Closed nklsbckmnn closed 1 year ago
import urllib.request
url = "http://purl.obolibrary.org/obo/hp.owl"
response = urllib.request.urlopen(url)
Is this behaviour new?
This works:
from urllib import request
from urllib.request import Request, urlopen
url = "https://purl.obolibrary.org/obo/hp.owl"
request_site = Request(url, headers={"User-Agent": "Mozilla/5.0"})
webpage = urlopen(request_site)
But I am wondering if the recent changes to PURL system now cause:
https://www.pythonpool.com/urllib-error-httperror-http-error-403-forbidden
The wheregoes trace works:
Yes it's new. I think it still worked on Friday. Maybe some abuse-suspecting user agent block by GitHub?
On Friday we changed something in our PURL config, cc @kltm, but it is a bit odd that all other tools other than urllib.request
work - wget / curl / wheregoes.
Thanks for the report!
EDIT: Posted too soon, the following is incorrect.
~I think the problem is GitHub, not the PURL server. The PURL server redirects http://purl.obolibrary.org/obo/hp.owl to https://github.com/obophenotype/human-phenotype-ontology/releases/latest/download/hp.owl ( https://github.com/OBOFoundry/purl.obolibrary.org/blob/master/config/hp.yml#LL9C11-L9C99). This code gives me a 403:~
import urllib.request
url = "https://github.com/obophenotype/human-phenotype-ontology/releases/latest/download/hp.owl"

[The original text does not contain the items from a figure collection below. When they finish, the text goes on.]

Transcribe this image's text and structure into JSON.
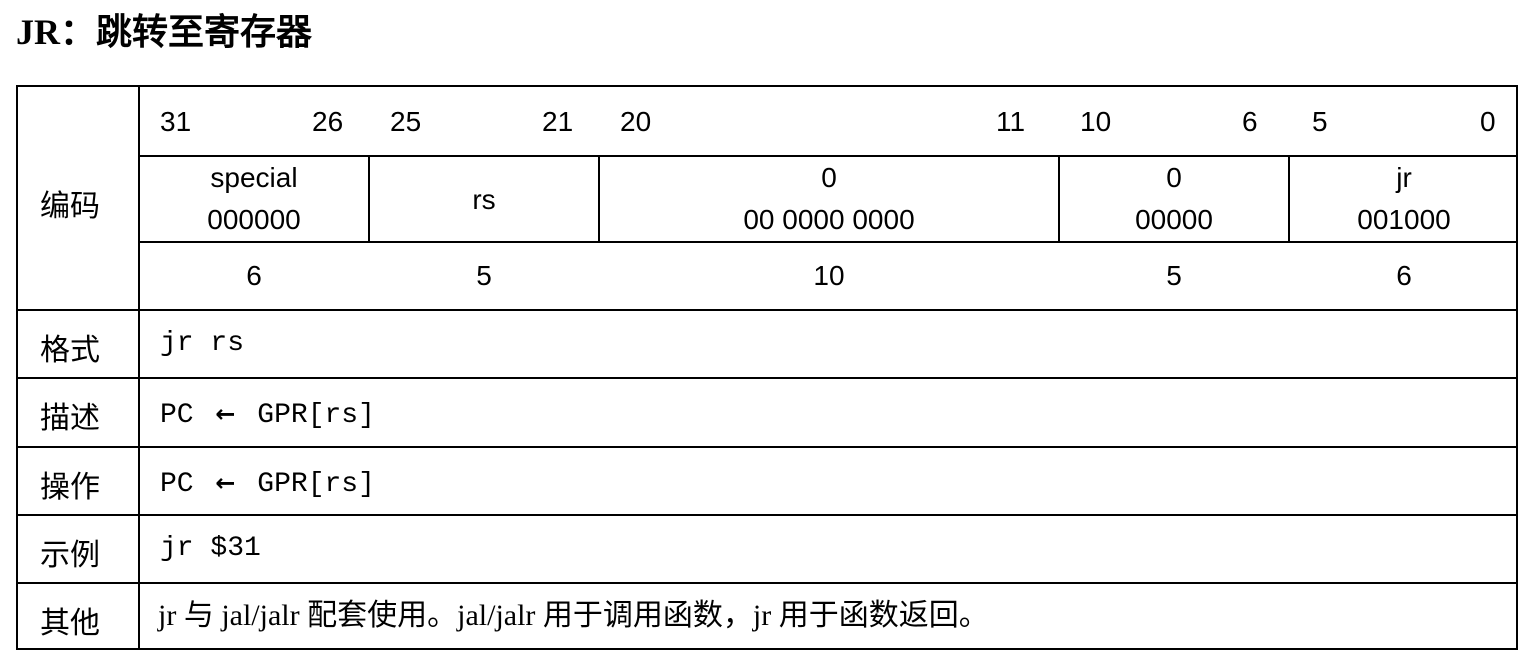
{
  "title": "JR：跳转至寄存器",
  "encoding": {
    "label": "编码",
    "bits": [
      "31",
      "26",
      "25",
      "21",
      "20",
      "11",
      "10",
      "6",
      "5",
      "0"
    ],
    "fields": [
      {
        "name": "special",
        "value": "000000",
        "width": "6"
      },
      {
        "name": "rs",
        "value": "",
        "width": "5"
      },
      {
        "name": "0",
        "value": "00 0000 0000",
        "width": "10"
      },
      {
        "name": "0",
        "value": "00000",
        "width": "5"
      },
      {
        "name": "jr",
        "value": "001000",
        "width": "6"
      }
    ]
  },
  "format": {
    "label": "格式",
    "value": "jr rs"
  },
  "description": {
    "label": "描述",
    "lhs": "PC",
    "arrow": "←",
    "rhs": "GPR[rs]"
  },
  "operation": {
    "label": "操作",
    "lhs": "PC",
    "arrow": "←",
    "rhs": "GPR[rs]"
  },
  "example": {
    "label": "示例",
    "value": "jr $31"
  },
  "other": {
    "label": "其他",
    "value": "jr 与 jal/jalr 配套使用。jal/jalr 用于调用函数，jr 用于函数返回。"
  }
}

response = urllib.request.urlopen(url)
Normal requests
also works:
import requests
r = requests.get('http://purl.obolibrary.org/obo/omo.owl', allow_redirects=True)
open('omo.owl', 'wb').write(r.content)
Using @eliasweatherfield code in try catch also works:
import urllib.request
url = "http://purl.obolibrary.org/obo/omo.owl"
try:
response = urllib.request.urlopen(url)
except:
print("Ignore this error")
print(response.read(100))
This suggests that the request is successful, but the error is thrown regardless.

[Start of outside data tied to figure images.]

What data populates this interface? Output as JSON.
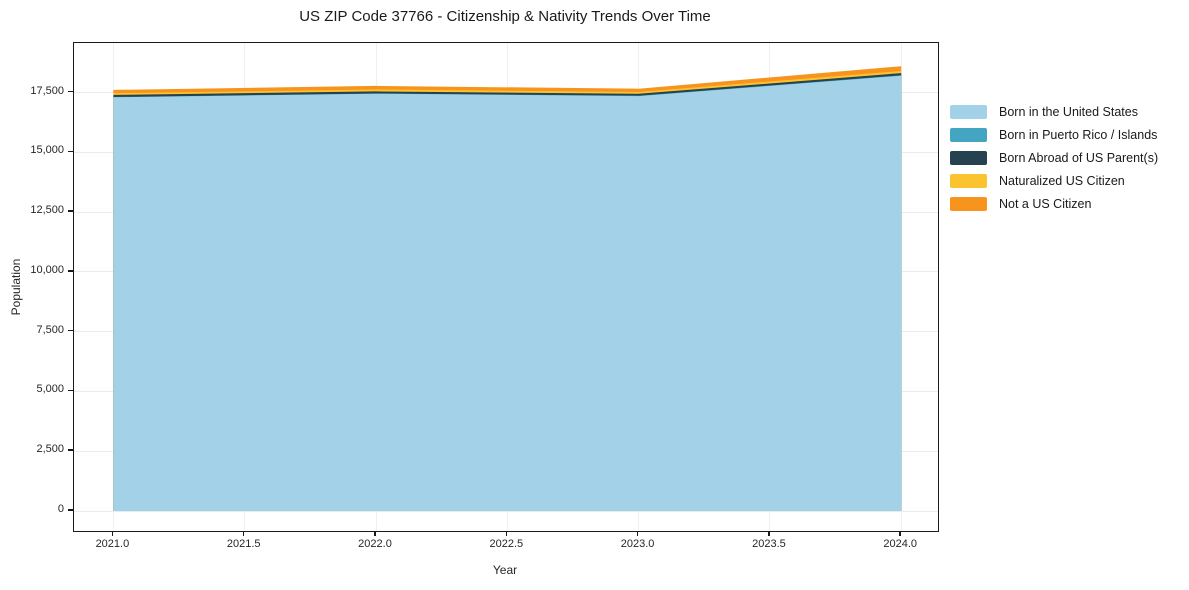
{
  "title": "US ZIP Code 37766 - Citizenship & Nativity Trends Over Time",
  "axes": {
    "x_label": "Year",
    "y_label": "Population",
    "x_tick_labels": [
      "2021.0",
      "2021.5",
      "2022.0",
      "2022.5",
      "2023.0",
      "2023.5",
      "2024.0"
    ],
    "y_tick_labels": [
      "0",
      "2,500",
      "5,000",
      "7,500",
      "10,000",
      "12,500",
      "15,000",
      "17,500"
    ]
  },
  "legend": {
    "items": [
      {
        "label": "Born in the United States",
        "color": "#a3d2e8"
      },
      {
        "label": "Born in Puerto Rico / Islands",
        "color": "#44a5c2"
      },
      {
        "label": "Born Abroad of US Parent(s)",
        "color": "#26414f"
      },
      {
        "label": "Naturalized US Citizen",
        "color": "#fcc330"
      },
      {
        "label": "Not a US Citizen",
        "color": "#f7941e"
      }
    ]
  },
  "chart_data": {
    "type": "area",
    "stacked": true,
    "title": "US ZIP Code 37766 - Citizenship & Nativity Trends Over Time",
    "xlabel": "Year",
    "ylabel": "Population",
    "x": [
      2021,
      2022,
      2023,
      2024
    ],
    "series": [
      {
        "name": "Born in the United States",
        "color": "#a3d2e8",
        "values": [
          17300,
          17450,
          17350,
          18200
        ]
      },
      {
        "name": "Born in Puerto Rico / Islands",
        "color": "#44a5c2",
        "values": [
          10,
          10,
          15,
          20
        ]
      },
      {
        "name": "Born Abroad of US Parent(s)",
        "color": "#26414f",
        "values": [
          90,
          85,
          80,
          90
        ]
      },
      {
        "name": "Naturalized US Citizen",
        "color": "#fcc330",
        "values": [
          70,
          80,
          75,
          90
        ]
      },
      {
        "name": "Not a US Citizen",
        "color": "#f7941e",
        "values": [
          140,
          150,
          140,
          200
        ]
      }
    ],
    "x_tick_values": [
      2021.0,
      2021.5,
      2022.0,
      2022.5,
      2023.0,
      2023.5,
      2024.0
    ],
    "y_tick_values": [
      0,
      2500,
      5000,
      7500,
      10000,
      12500,
      15000,
      17500
    ],
    "xlim": [
      2020.85,
      2024.14
    ],
    "ylim": [
      -836,
      19570
    ],
    "grid": true,
    "legend_position": "right-outside"
  }
}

I can confirm the 403 described by @eliasweatherfield in Python 3.9 and 3.11. I think @matentzn is seeing an old response
object, because I get a NameError: name 'response' is not defined
error from the final line print(response.read(100))
.
Ok, now I think that Cloudflare is rejecting the request, which makes sense given the timing of this issue:
import urllib.request
url = "http://purl.obolibrary.org/obo/hp.owl"
try:
response = urllib.request.urlopen(url)
except urllib.error.HTTPError as e:
print(e)
print(e.code)
print(e.reason)
print(e.headers)
HTTP Error 403: Forbidden
403
Forbidden
Date: Mon, 05 Jun 2023 17:48:43 GMT
Content-Type: text/plain; charset=UTF-8
Content-Length: 16
Connection: close
X-Frame-Options: SAMEORIGIN
Referrer-Policy: same-origin
Cache-Control: private, max-age=0, no-store, no-cache, must-revalidate, post-check=0, pre-check=0
Expires: Thu, 01 Jan 1970 00:00:01 GMT
Vary: Accept-Encoding
Server: cloudflare
CF-RAY: 7d2a3f81995dcab8-YYZ
I think the cause is Cloudflare's Browser Integrity Check, which is a security setting that can be turned off: https://developers.cloudflare.com/support/firewall/settings/understanding-the-cloudflare-browser-integrity-check/
@jamesaoverton I believe that I've turned off BIC for this domain (Cloudflare docs are apparently wildly out of date and not great to begin with).
Thanks @kltm! I'm now getting a 200 response from the first test code posted above -- no more error.
@eliasweatherfield Can you confirm that this is now working for you?
Yes, it's working again. Thanks everyone.
Thanks for the report!
Please provide example PURLs and code so we can try to replicate.